Make a bins_pCAMBIA.txt file that look like this:
Chrom BinStart BinEnd
pCAMBIA_fwa 0 500
pCAMBIA_fwa 6368 6868
Run binsearch algorithm. Note that the full 150bp PE fq files are used in conjunction with sam files that were mapped based on 50bp reads.
batch-specific-junction-bin-search.py -b bins_pCAMBIA.txt -Q
Perform PRICE assembly on these extracted reads, followed by BLASTn.
batch-uninterleaver-PRICE-Blaster.py ~ekhtan/INSTAGRESS/genomes/combined_pCAMBIA_TAIR10.blastn
Example of Blastn ouput that shows the potential integration sites, which matches the original T-DNA integration sites
# BLASTN 2.2.31+
# Query: contig_2 (841nt) unchanged
# Database: /home/ekhtan/INSTAGRESS/genomes/combined_pCAMBIA_TAIR10.blastn
# Fields: query id, subject id, % identity, alignment length, mismatches, gap opens, q. start, q. end, s. start, s. end, evalue, bit score
# 3 hits found
contig_2 pCAMBIA_fwa 100.00 422 0 0 420 841 6597 6176 0.0 780
contig_2 pCAMBIA_fwa 99.13 231 2 0 349 579 47 277 4e-115 416
contig_2 Chr2 100.00 324 0 0 1 324 75715 75392 3e-170 599
# BLASTN 2.2.31+
# Query: contig_3 (621nt) unchanged
# Database: /home/ekhtan/INSTAGRESS/genomes/combined_pCAMBIA_TAIR10.blastn
# Fields: query id, subject id, % identity, alignment length, mismatches, gap opens, q. start, q. end, s. start, s. end, evalue, bit score
# 3 hits found
contig_3 pCAMBIA_fwa 100.00 488 0 0 134 621 21 508 0.0 902
contig_3 pCAMBIA_fwa 98.75 160 2 0 231 390 6597 6438 8e-76 285
contig_3 Chr2 100.00 119 0 0 1 119 75259 75377 2e-56 220
Original insertion site is at Chr2:752,377 to LB and Chr2:752,392 at to RB of pCAMBIA from what I can tell.
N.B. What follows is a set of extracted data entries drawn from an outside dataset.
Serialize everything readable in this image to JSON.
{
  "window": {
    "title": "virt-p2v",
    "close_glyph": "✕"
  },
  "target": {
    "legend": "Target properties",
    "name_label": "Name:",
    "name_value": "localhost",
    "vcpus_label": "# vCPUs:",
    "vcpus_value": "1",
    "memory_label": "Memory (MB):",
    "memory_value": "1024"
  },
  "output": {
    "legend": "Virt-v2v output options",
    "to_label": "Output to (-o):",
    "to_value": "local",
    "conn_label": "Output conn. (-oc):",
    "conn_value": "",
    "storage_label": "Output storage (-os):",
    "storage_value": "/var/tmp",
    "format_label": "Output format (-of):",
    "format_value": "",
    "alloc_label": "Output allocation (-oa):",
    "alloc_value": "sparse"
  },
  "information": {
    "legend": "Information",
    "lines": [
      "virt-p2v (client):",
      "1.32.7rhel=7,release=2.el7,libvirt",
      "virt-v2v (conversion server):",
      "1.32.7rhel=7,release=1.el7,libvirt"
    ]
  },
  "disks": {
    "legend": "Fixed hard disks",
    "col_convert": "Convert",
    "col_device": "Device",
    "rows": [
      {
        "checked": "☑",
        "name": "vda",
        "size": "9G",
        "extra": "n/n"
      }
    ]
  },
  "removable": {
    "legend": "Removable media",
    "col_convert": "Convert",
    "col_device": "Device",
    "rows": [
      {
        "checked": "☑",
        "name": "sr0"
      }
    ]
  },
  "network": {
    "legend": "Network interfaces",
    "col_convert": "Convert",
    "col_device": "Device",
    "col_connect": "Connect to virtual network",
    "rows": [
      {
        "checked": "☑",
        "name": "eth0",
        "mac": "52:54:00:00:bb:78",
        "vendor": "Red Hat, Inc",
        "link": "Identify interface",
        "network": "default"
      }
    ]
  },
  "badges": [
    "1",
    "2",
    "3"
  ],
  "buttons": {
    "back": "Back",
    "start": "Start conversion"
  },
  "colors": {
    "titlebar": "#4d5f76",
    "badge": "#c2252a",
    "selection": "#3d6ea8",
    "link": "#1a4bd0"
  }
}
If real, that means the introgression is via the HR pathway/gene conversion (?), and not through NHEJ-associated cut and paste.
Two out of the nine lines sequenced (FRAG01451 - plant #12 and FRAG01453 - plant #18) have junction support for an instagress-event on the targeted site on Chr2.
- Caveats
The sgRNA cut sites also contain ~100bp of Chr2 as part of 'donor' pCAMBIA T-DNA from GFP-tailswap parent. Therefore, reconstruction using 150 bp PE reads and PRICE assembly did not yield a clear picture although the majority shows the event as described above.
Solution: PCR oligos 500bp outside the PAM sites for Sanger sequencing has been ordered.